Above all, the total genetic make-up of Europe was forever changed with this migration. Y Chromosome analysis of modern day Europeans show that the R1a/R1b haplogroup brought in with Yamnaya, appears to be dominant in 50% of all modern day Europeans. This evidence points toward the grim possibility that most of the male populations of Neolithic Europe were murdered and replaced by the invading Yamnaya; thereby, making this elongated event one of the biggest genocides in world history.

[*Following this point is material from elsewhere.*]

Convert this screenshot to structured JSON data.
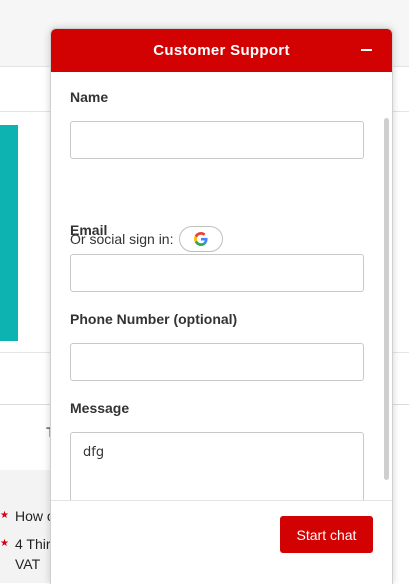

More importantly, the language carried by these people of the Eastern Steppes became the root of over 400 modern day European languages (English included). The language of the Yamnaya was the Proto-Indo-European language. What would become Hellenized Cultures such as Spartans, Greeks and Macedonians were born of Yamnaya invaders; this also follows for other ancient Eastern, Central and Western European groups such as Slavs, Scythians, Angles, Saxons, Jutes, Vikings, Celts, Franks, Thracians and most ancient European populations. What can be seen with ancient descendent groups of Yamnaya is a pronounced occurrence of war and colonization of territories. The invasive approach of many European groups mimicked the pattern of their Yamnaya forefathers who implanted not only a pronounced warlike culture into the heart of a vulnerable Neolithic Europe, but also left an impactful genetic imprint.